The same day today is clouded with confusion and uncertainty. My path has become murky, full of a morass. A Slough. I am not sure any longer if being here is the right thing to do. I don’t know if I want to say ‘goodbye’ to my Lithuanian culture, to my family. I am afraid that I am suddenly succeeding where it’s not important and missing out on what’s the most important in life – my family and my community – being in the lives of those I care about.

This overarching affect of confusion and fear and of the unknown is stemming not from the current here and now – I do love studying, art history, people are fantastic and London is a fascinating city, but the future vision is unclear. There are people who can close their eyes and just live in the ‘now’, but I crave to know where it is that I am going, what is the destination that I am aiming at reaching at. I desire to run and climb and be focused to be ALL there, not just stroll and walk in circles. I want to be certain and have peace that it is well, that it is the right thing to do.

Ieva Tarajeva: “Kol plaukai ant galvos mums gražu, o kai išslenka– šlykštu, tas pats su dantimis, nagais ir kūno skysčiais.
Kiek iškrypęs yra kūno estetizavimas?
Kas yra žmogaus esmė, kai išskaidai kūniškas asociacijas?”

Learning to be thankful

I am grateful for:
– the sun kissing my body, realisation that the summer is still here,
– fresh air,

  • wide spaces.

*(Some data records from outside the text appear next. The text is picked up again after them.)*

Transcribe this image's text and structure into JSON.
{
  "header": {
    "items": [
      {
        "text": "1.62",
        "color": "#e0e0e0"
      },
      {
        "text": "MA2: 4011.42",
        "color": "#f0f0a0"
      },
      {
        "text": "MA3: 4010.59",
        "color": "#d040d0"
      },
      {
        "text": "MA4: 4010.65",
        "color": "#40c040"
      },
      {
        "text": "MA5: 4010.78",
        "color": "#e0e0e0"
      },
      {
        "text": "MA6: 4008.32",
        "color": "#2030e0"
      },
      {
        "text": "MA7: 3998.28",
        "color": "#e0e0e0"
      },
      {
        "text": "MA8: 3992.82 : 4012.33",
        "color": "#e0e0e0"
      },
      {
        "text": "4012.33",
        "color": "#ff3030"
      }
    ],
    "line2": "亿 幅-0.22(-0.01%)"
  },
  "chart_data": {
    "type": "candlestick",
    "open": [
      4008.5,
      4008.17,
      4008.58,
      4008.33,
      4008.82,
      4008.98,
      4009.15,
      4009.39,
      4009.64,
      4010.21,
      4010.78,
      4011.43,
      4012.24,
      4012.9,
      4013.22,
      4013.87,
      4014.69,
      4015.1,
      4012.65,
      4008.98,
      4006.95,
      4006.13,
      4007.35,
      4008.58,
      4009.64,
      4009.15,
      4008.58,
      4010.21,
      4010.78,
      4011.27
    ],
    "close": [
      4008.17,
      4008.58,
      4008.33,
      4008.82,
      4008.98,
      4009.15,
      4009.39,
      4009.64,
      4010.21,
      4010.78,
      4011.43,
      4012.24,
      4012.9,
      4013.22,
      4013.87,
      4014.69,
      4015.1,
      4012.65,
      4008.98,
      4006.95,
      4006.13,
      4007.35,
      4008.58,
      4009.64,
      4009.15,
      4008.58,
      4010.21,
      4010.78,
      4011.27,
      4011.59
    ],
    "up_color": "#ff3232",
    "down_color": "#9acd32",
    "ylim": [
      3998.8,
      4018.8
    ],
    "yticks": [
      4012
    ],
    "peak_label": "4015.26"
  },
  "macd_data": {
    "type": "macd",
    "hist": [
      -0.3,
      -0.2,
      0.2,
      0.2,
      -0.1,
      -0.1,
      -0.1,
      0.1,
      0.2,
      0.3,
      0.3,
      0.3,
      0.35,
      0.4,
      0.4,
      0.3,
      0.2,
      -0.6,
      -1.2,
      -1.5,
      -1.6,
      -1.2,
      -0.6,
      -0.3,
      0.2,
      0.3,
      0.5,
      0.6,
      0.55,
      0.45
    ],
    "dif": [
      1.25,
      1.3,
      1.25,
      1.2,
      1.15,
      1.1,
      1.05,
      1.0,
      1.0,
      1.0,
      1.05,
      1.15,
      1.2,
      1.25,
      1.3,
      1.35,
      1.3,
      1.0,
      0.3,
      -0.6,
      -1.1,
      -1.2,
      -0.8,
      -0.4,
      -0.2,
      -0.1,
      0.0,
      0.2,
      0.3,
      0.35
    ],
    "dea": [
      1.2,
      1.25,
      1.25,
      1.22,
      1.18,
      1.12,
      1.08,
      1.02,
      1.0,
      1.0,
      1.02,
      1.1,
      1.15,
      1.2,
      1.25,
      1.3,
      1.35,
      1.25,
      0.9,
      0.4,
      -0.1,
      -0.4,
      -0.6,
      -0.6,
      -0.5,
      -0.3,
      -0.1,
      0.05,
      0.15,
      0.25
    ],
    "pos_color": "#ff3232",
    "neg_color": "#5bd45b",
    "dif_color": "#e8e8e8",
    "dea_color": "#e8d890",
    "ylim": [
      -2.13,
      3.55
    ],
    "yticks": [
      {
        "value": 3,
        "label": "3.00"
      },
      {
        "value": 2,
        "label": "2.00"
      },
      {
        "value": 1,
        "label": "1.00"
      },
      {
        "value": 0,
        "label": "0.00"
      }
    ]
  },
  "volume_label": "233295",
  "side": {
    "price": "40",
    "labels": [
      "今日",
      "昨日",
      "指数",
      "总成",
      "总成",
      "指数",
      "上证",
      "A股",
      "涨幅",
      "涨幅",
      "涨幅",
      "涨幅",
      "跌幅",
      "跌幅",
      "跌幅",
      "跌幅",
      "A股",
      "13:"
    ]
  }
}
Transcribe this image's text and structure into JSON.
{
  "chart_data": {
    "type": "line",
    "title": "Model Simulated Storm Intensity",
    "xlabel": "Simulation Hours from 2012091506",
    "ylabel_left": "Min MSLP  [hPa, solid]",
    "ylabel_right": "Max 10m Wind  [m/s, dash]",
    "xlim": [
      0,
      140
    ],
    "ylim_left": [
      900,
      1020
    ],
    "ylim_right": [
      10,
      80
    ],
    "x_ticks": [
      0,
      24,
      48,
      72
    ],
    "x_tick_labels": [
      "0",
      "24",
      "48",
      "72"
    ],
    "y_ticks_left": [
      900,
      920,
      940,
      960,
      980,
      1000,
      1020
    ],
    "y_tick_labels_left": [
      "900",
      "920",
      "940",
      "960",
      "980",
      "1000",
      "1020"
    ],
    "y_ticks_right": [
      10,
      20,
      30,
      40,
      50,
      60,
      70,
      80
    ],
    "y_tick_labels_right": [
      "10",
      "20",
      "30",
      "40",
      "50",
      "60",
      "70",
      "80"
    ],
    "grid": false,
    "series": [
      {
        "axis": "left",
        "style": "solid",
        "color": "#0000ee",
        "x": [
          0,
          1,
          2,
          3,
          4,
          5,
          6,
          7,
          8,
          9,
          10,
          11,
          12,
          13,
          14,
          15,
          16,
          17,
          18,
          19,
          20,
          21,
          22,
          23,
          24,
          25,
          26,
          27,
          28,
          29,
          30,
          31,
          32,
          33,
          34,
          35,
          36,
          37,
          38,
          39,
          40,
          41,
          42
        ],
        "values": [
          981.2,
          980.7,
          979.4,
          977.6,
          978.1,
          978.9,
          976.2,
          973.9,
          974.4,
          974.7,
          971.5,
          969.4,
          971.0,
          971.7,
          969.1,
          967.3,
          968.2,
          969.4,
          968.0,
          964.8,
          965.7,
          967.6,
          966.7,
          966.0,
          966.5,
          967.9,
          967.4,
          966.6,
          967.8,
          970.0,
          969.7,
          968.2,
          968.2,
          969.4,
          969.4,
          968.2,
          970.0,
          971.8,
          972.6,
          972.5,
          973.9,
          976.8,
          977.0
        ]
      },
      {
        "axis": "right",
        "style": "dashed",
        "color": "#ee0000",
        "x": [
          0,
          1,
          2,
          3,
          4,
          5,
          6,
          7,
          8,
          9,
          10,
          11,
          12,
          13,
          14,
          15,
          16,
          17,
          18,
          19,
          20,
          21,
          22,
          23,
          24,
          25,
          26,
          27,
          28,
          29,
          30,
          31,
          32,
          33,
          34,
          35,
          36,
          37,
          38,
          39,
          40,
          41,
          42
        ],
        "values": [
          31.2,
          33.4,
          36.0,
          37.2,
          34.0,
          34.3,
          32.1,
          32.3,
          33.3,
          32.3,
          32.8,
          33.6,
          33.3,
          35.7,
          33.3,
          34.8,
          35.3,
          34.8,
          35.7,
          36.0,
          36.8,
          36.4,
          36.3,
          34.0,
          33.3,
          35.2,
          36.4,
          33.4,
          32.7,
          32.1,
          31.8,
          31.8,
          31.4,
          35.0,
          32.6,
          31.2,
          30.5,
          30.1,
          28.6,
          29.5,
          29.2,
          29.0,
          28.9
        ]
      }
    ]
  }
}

The rooms in my flat with soothing cream colours and wooden pallets on the floor,
  • eating ice-cream with my mom in the park. For walks with her. The undying love and acceptance she is always showering me with.
  • the presence of my sister
  • my friends being around
  • re-reading texts from my Literature class and questioning
  • time to rest. time to be. time to not do and sleep
  • the future with all of the possibilities in it. the new out there, behind the corner.

Is there more than this?

People are just bags of meat with an expiration date.

A few weeks ago I read this phrase and it just struck me with its boldness and cruelty. Are we just pieces of meat that are slowly degrading/decaying..? Is one’s life just acts of sleep, food, and material provision..? Is there more than this?

Metropolitan Dating

Just an illusion. Some sort of existence, created by neurons that does not translate in the physical here. Yet, in my heart – something is aching. Something repetitively disrupting the flow of my thoughts and causing a sense of loss – unexplained loss.

Maybe my heart is just a mere construction of neurons as well.

This is how I could define the abruptness of dating in the metropolitan cities. There are no traces, no explanations – just an abrupt ending. It is like a fantasy. The other is erased out of everyday. Completely. No smiles, no meeting of the eyes, no looking over the shoulder – it is all lost in the maze of millions. Millions of people, cars, shops, tube stations, without an intersecting reality. Traces of individuals moving simultaneously without crossover.

Moving together in the forms of physical or digital presence and then, suddenly, none. No vibrations, no symbols … dead end silence.

But perhaps, there was something real. As my brain, like an old tape record is replaying the same imagery, just with different details. And questions of friends are echoing in my ears: “Where is the cute guy, you kissed in that bar?’

While in Cambridge

At peace. Or perhaps an overwhelming passivity of the current state/situation.

The effects of London living have etched a deep hole and resistance in me in experiencing stress or simply caring of what’s happening around. This too shall pass. Constant tiredness is a state of everyday. Yet, my body is begging me to stop – to pause and recharge – by inflicting aching in my head, thighs, fingertips, back, throat and cheeks. A never ending to-do list, walking, walking, walking, hard seating, cold and heat an sun kisses.

Cambridge is a lovely place – with lowkey  gossip, caring colleagues and eager faces to see/to learn/to be.

Being back in the normal – beautiful, clean and peaceful… makes me cringe of going back. Yet, it encourages seeking for better and to not accept less, not to be satisfied by something less.

The desire to love and be loved. To be and to share, and feel and rest…and be OK.